Senate version of school funding restructuring moves to Assembly

Legislative action Thursday clears the way for California schools to begin statewide student testing based on the new common core curriculum beginning in the spring of 2015.

The move comes in the wake of Gov. Jerry Brown's revised May budget proposal to set aside $1 billion next year to help local school boards buy new instructional materials, provide new training for teachers and fill technology needs in order to support and implement the new common core standards.

Those standards, which have been embraced by 45 other states, were actually adopted in California almost three years ago - but until now there was no money to help districts make the transition.

Thursday, however, the state Assembly approved AB 1186 by Assemblywoman Susan Bonilla, D-Concord, that will provide distribution of the $1 billion in common core money to districts based on average daily attendance.

Perhaps more important, however, was agreement in the state Senate to support the 2014-15 school year as the start for new student testing on common core curriculum.

It is time that we stop testing students using antiquated fill in the bubble' forms, and begin to align our assessment methods with standards that will better prepare students for college and careers," Bonilla said in a statement Thursday.

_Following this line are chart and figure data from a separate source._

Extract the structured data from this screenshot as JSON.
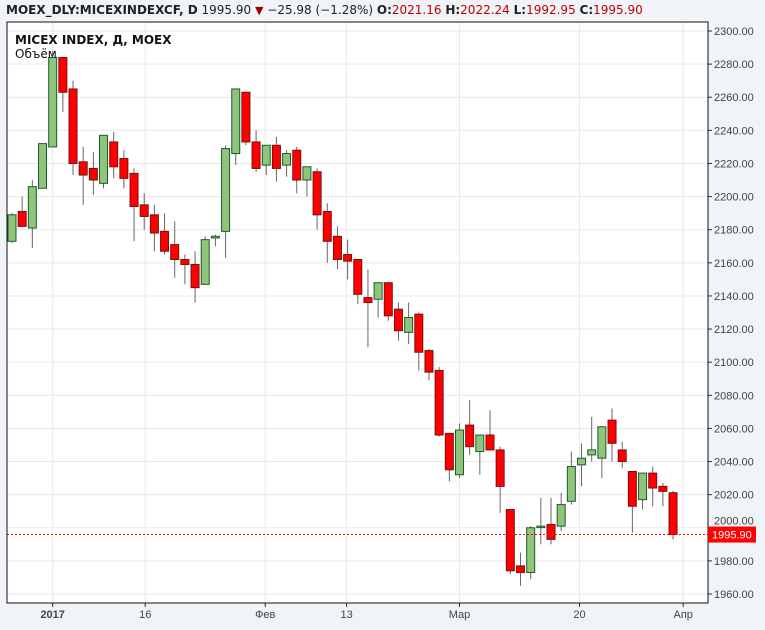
{
  "header": {
    "symbol": "MOEX_DLY:MICEXINDEXCF, D",
    "last": "1995.90",
    "change_icon": "down-triangle-icon",
    "change": "−25.98 (−1.28%)",
    "o_label": "O:",
    "o": "2021.16",
    "h_label": "H:",
    "h": "2022.24",
    "l_label": "L:",
    "l": "1992.95",
    "c_label": "C:",
    "c": "1995.90"
  },
  "legend": {
    "title": "MICEX INDEX, Д, MOEX",
    "volume": "Объём"
  },
  "colors": {
    "up": "#8fc47b",
    "up_border": "#1e5a2e",
    "down": "#ff0000",
    "down_border": "#7a0f0f",
    "wick": "#666666",
    "price_line": "#ff0000",
    "grid": "#e9e9e9"
  },
  "chart_data": {
    "type": "candlestick",
    "ylim": [
      1952,
      2305
    ],
    "yticks": [
      1960,
      1980,
      2000,
      2020,
      2040,
      2060,
      2080,
      2100,
      2120,
      2140,
      2160,
      2180,
      2200,
      2220,
      2240,
      2260,
      2280,
      2300
    ],
    "xticks": [
      {
        "label": "2017",
        "index": 4
      },
      {
        "label": "16",
        "index": 13.1
      },
      {
        "label": "Фев",
        "index": 24.9
      },
      {
        "label": "13",
        "index": 32.9
      },
      {
        "label": "Мар",
        "index": 44
      },
      {
        "label": "20",
        "index": 55.8
      },
      {
        "label": "Апр",
        "index": 66
      }
    ],
    "grid": true,
    "last_price": "1995.90",
    "ohlc": [
      [
        2173,
        2190,
        2172,
        2189
      ],
      [
        2191,
        2200,
        2182,
        2182
      ],
      [
        2181,
        2210,
        2169,
        2206
      ],
      [
        2205,
        2232,
        2205,
        2232
      ],
      [
        2230,
        2288,
        2230,
        2284
      ],
      [
        2284,
        2284,
        2251,
        2263
      ],
      [
        2265,
        2270,
        2213,
        2220
      ],
      [
        2221,
        2230,
        2195,
        2213
      ],
      [
        2217,
        2227,
        2201,
        2210
      ],
      [
        2208,
        2237,
        2205,
        2237
      ],
      [
        2233,
        2239,
        2211,
        2218
      ],
      [
        2223,
        2228,
        2205,
        2211
      ],
      [
        2214,
        2217,
        2173,
        2194
      ],
      [
        2195,
        2202,
        2180,
        2188
      ],
      [
        2189,
        2195,
        2167,
        2178
      ],
      [
        2179,
        2190,
        2165,
        2167
      ],
      [
        2171,
        2185,
        2151,
        2162
      ],
      [
        2162,
        2165,
        2147,
        2159
      ],
      [
        2159,
        2167,
        2136,
        2145
      ],
      [
        2147,
        2176,
        2147,
        2174
      ],
      [
        2175,
        2177,
        2170,
        2176
      ],
      [
        2179,
        2231,
        2163,
        2229
      ],
      [
        2226,
        2265,
        2219,
        2265
      ],
      [
        2263,
        2263,
        2231,
        2233
      ],
      [
        2233,
        2240,
        2215,
        2217
      ],
      [
        2219,
        2231,
        2213,
        2231
      ],
      [
        2231,
        2236,
        2209,
        2217
      ],
      [
        2219,
        2228,
        2212,
        2226
      ],
      [
        2228,
        2230,
        2202,
        2210
      ],
      [
        2210,
        2218,
        2200,
        2218
      ],
      [
        2215,
        2217,
        2180,
        2189
      ],
      [
        2191,
        2196,
        2160,
        2173
      ],
      [
        2176,
        2182,
        2156,
        2162
      ],
      [
        2165,
        2174,
        2150,
        2161
      ],
      [
        2162,
        2162,
        2135,
        2141
      ],
      [
        2139,
        2156,
        2109,
        2136
      ],
      [
        2138,
        2148,
        2127,
        2148
      ],
      [
        2148,
        2148,
        2125,
        2128
      ],
      [
        2132,
        2136,
        2113,
        2119
      ],
      [
        2118,
        2136,
        2111,
        2127
      ],
      [
        2129,
        2130,
        2095,
        2106
      ],
      [
        2107,
        2108,
        2089,
        2094
      ],
      [
        2095,
        2097,
        2055,
        2056
      ],
      [
        2057,
        2057,
        2028,
        2035
      ],
      [
        2032,
        2063,
        2030,
        2059
      ],
      [
        2062,
        2077,
        2044,
        2049
      ],
      [
        2046,
        2056,
        2032,
        2056
      ],
      [
        2056,
        2071,
        2047,
        2047
      ],
      [
        2047,
        2049,
        2009,
        2025
      ],
      [
        2011,
        2011,
        1972,
        1974
      ],
      [
        1977,
        1985,
        1965,
        1973
      ],
      [
        1973,
        2001,
        1969,
        2000
      ],
      [
        2001,
        2018,
        1990,
        2001
      ],
      [
        2002,
        2018,
        1990,
        1993
      ],
      [
        2001,
        2021,
        1998,
        2014
      ],
      [
        2016,
        2046,
        2014,
        2037
      ],
      [
        2038,
        2051,
        2025,
        2042
      ],
      [
        2044,
        2067,
        2040,
        2047
      ],
      [
        2042,
        2061,
        2030,
        2061
      ],
      [
        2065,
        2072,
        2040,
        2051
      ],
      [
        2047,
        2052,
        2036,
        2040
      ],
      [
        2034,
        2034,
        1997,
        2013
      ],
      [
        2017,
        2033,
        2011,
        2033
      ],
      [
        2033,
        2037,
        2013,
        2024
      ],
      [
        2025,
        2027,
        2013,
        2022
      ],
      [
        2021.16,
        2022.24,
        1992.95,
        1995.9
      ]
    ]
  }
}
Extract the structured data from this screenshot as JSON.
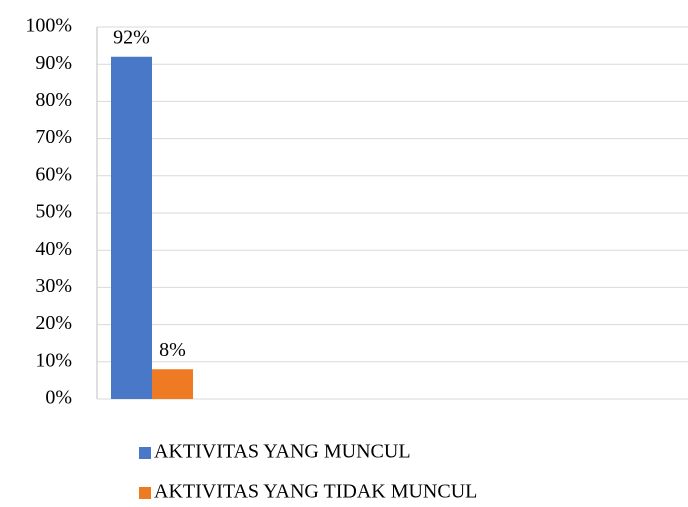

Her bill, AB 484, which also won passage out of the state Assembly on Thursday, would suspend the current Standardized Testing and Reporting program - or STAR - as of July, 2013.

In its place, beginning in 2014-15, would be computer-based assessments aligned with the common core standards.

Rival legislation from state Sen. Carol Liu, D-La Canada-Flintridge, would have extended the STAR testing until at least 2016 - giving schools more time to make the transition.

But with the governor's commitment of substantial one-time money to help with the transition, opposition to the early start date has largely fallen away.

This week, the state Senate passed a new version of the Liu bill that no longer included any reference to the sunset of the STAR.

The amended version of SB 247 continues to call for the termination of standardized testing for second graders.

That version is now pending in the state Assembly.

As a result, Bonilla's 484 becomes the only legislative vehicle for moving the state from the STAR tests to the new computer-based assessments.

The new tests are being developed by a consortium of states - the Smarter Balanced Assessment Consortium, of which California is one of the leaders. Pilot testing of the assessment has already begun both here and in other member states.

The Bonilla bill still faces some political challenge. Key statewide education groups have voiced concern that AB 484 would suspend all assessments except those required for federal accountability purposes or used for the Early Assessment Program.

Some critics have said such a suspension would result in major gaps in knowledge about student performance, including the progress of students in early elementary grades, students learning English, students with disabilities and high school students.

The new testing system would be known as California Measurement of Academic Performance and Progress for the 21st Century, or CalMAPP21.

If adopted, testing in the second grade would be eliminated as well as testing now administrated to newly-arrived Spanish-speaking students.